The Republic SD-3 Snooper was an early reconnaissance drone developed by Republic Aviation for the United States Army. It was evaluated by the Army Signal Corps in 1959, but did not enter operational service.

==Design and development==
The Guided Missiles Division of Republic Aviation was awarded a contract for development of a short-range reconnaissance drone in 1957, winning a competition conducted by the U.S. Army to fill the requirement. Given the overall designation AN/USD-3 for the entire system, and sometimes referred to as Sky Spy, the Snooper was of twin-boom configuration, a single Continental IO-200 horizontally-opposed piston engine being mounted in a pusher configuration.
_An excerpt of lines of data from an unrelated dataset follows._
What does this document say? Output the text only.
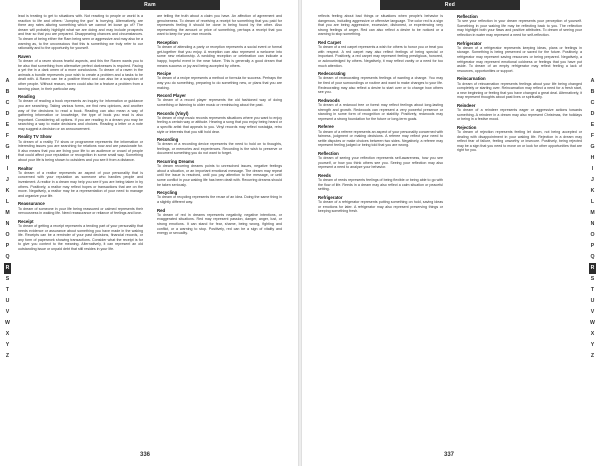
Ram
A
B
C
D
E
F
G
H
I
J
K
L
M
N
O
P
Q
R
S
T
U
V
W
X
Y
Z
lead is treating to get to situations with. Not reacting to people or world is a reaction to life and others: 'Jumping the gun' is hurrying. Alternatively, are there any rates alluring something which we cannot let loose go of? The dream will probably highlight what we are doing and may include prospects and fear so that you are prepared. Disappearing chances and circumstances. To dream of being either the Ram being seen or aggressive and may also be a warning as, to the unconscious that this is something we truly refer to our rationality and to the opportunity for yourself.
Raven
To dream of a raven shows fearful aspects, and this the Raven wants you to be also that something from alternative perfect darknesses is required. Facing a yet the in a dark omen of a more conclusions. To dream of a raven in the animals a bundle represents your wish to create a problem and a tasks to be dealt with. A Raven can be a positive friend and can also be a suspicion of other people. Without reason, raven could also be a feature a problem from a tanning place, in their particular way.
Reading
To dream of reading a book represents an inquiry for information or guidance you are searching. Taking various forms, we find new opinions, and another way of the decisions to read a book. Reading can also mean a way of gathering information or knowledge, the type of book you read is also important. Considering all options. If you are reading in a dream you may be searching a way to make decisions and choices. Reading a letter or a note may suggest a decision or an announcement.
Reality TV Show
To dream of a reality TV show or programme represents the information or interesting issues you are searching for relations now and are passionate for. It also means that you are living your life to an audience or crowd of people that could affect your reputation or recognition in some small way. Something about your life is being shown to outsiders and you see it from a distance.
Realtor
To dream of a realtor represents an aspect of your personality that is concerned with your reputation as someone who handles people and investment. A realtor in a dream may help you see if you are being taken in by others. Positively, a realtor may reflect hopes or transactions that are on the move. Negatively, a realtor may be a representation of your need to manage and organize your life.
Reassurance
To dream of someone in your life being reassured or calmed represents their nervousness in waking life. Need reassurance or reliance of feelings and love.
Receipt
To dream of getting a receipt represents a tending part of your personality that needs evidence or assurance about something you have made in the waking life. Receipts can be a reminder of your past decisions, financial records, or any form of paperwork showing transactions. Consider what the receipt is for to give you context to the meaning. Alternatively, it can represent an old outstanding issue or unpaid debt that still resides in your life.
are telling the truth about a claim you have. An affection of agreement and genuineness. To dream of receiving a receipt for something that you paid for represents feeling it should be done in being found by the other. Also representing the amount or price of something, perhaps a receipt that you want to keep for your own records.
Reception
To dream of attending a party or reception represents a social event or formal get-together that you enjoy. A reception can also represent a welcome into some new relationship. A wedding reception or celebration can indicate a happy, hopeful event in the near future. This is generally a good dream that means success or joy and being accepted by others.
Recipe
To dream of a recipe represents a method or formula for success. Perhaps the way you do something, preparing to do something new, or plans that you are making.
Record Player
To dream of a record player represents the old fashioned way of doing something or listening to older music or reminiscing about the past.
Records (Vinyl)
To dream of vinyl music records represents situations where you want to enjoy feeling a certain way or attitude. Hearing a song that you enjoy being heard or a specific artist that appeals to you. Vinyl records may reflect nostalgia, retro style or interests that you still hold dear.
Recording
To dream of a recording device represents the need to hold on to thoughts, feelings, or memories and experiences. Recording is the wish to preserve or document something you do not want to forget.
Recurring Dreams
To dream recurring dreams points to unresolved issues, negative feelings about a situation, or an important emotional message. The dream may repeat until the issue is resolved, until you pay attention to the message, or until some conflict in your waking life has been dealt with. Recurring dreams should be taken seriously.
Recycling
To dream of recycling represents the reuse of an idea. Doing the same thing in a slightly different way.
Red
To dream of red in dreams represents negativity, negative intentions, or exaggerated situations. Red may represent passion, danger, anger, lust, or strong emotions. It can stand for fear, shame, being wrong, fighting and conflict, or a warning to stop. Positively, red can be a sign of vitality and energy or sexuality.
336
Red
A
B
C
D
E
F
G
H
I
J
K
L
M
N
O
P
Q
R
S
T
U
V
W
X
Y
Z
reflects feeling about bad things or situations when people's behavior is dangerous, including aggressive or offensive language. The color red is a sign that you are being aggressive, excessive, dishonest, or experiencing very strong feelings of anger. Red can also reflect a desire to be noticed or a warning to stop something.
Red Carpet
To dream of a red carpet represents a wish for others to honor you or treat you with respect. A red carpet may also reflect feelings of being special or important. Positively, a red carpet may represent feeling prestigious, honored, or acknowledged by others. Negatively, it may reflect vanity or a need for too much attention.
Redecorating
To dream of redecorating represents feelings of wanting a change. You may be tired of your surroundings or routine and want to make changes to your life. Redecorating may also reflect a desire to start over or to change how others see you.
Redwoods
To dream of a redwood tree or forest may reflect feelings about long-lasting strength and growth. Redwoods can represent a very powerful presence or standing in some form of recognition or stability. Positively, redwoods may represent a strong foundation for the future or long-term goals.
Referee
To dream of a referee represents an aspect of your personality concerned with fairness, judgment or making decisions. A referee may reflect your need to settle disputes or make choices between two sides. Negatively, a referee may represent feeling judged or being told that you are wrong.
Reflection
To dream of seeing your reflection represents self-awareness, how you see yourself, or how you think others see you. Seeing your reflection may also represent a need to analyze your behavior.
Reeds
To dream of reeds represents feelings of being flexible or being able to go with the flow of life. Reeds in a dream may also reflect a calm situation or peaceful setting.
Refrigerator
To dream of a refrigerator represents putting something on hold, saving ideas or emotions for later. A refrigerator may also represent preserving things or keeping something fresh.
Reflection
To see your reflection in your dream represents your perception of yourself. Something in your waking life may be reflecting back to you. The reflection may highlight both your flaws and positive attributes. To dream of seeing your reflection in water may represent a need for self-reflection.
Refrigerator
To dream of a refrigerator represents keeping ideas, plans or feelings in storage. Something is being preserved or saved for the future. Positively, a refrigerator may represent saving resources or being prepared. Negatively, a refrigerator may represent emotional coldness or feelings that you have put aside. To dream of an empty refrigerator may reflect feeling a lack of resources, opportunities or support.
Reincarnation
To dream of reincarnation represents feelings about your life being changed completely or starting over. Reincarnation may reflect a need for a fresh start, a new beginning or feeling that you have changed a great deal. Alternatively, it may represent thoughts about past lives or spirituality.
Reindeer
To dream of a reindeer represents eager or aggressive actions towards something. A reindeer in a dream may also represent Christmas, the holidays or being in a festive mood.
Rejection
To dream of rejection represents feeling let down, not being accepted or dealing with disappointment in your waking life. Rejection in a dream may reflect fear of failure, feeling unworthy or insecure. Positively, being rejected may be a sign that you need to move on or look for other opportunities that are right for you.
337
The drone was capable of flying for up to 30 minutes, allowing it to overfly multiple reconnaissance targets during a single flight.

Launch was from a zero-length launch setup, two rocket boosters burning solid fuel being used to assist the aircraft into flight; following a mission, which could either use autopilot control following a programmed course or radio command guidance from a ground station, the Snooper would land via parachute; airbags were installed in the airframe to cushion the landing. The SD-3's nose section was designed to be interchangeable among a number of payloads; options included television, aerial photography, infrared photography, or radar systems.

==Operational history==
Revealed to the press in late 1958, the SD-3 first flew in January 1959; following manufacturer's trials, the U.S. Army ordered fifty pre-production aircraft to conduct a full evaluation of the system. Although the trials, conducted by the Signal Corps, were considered successful, the Army cancelled the SD-3 program at the end of the trials. However, the SD-3's twin-boom pusher design would become commonly used by unmanned aerial vehicles in later years.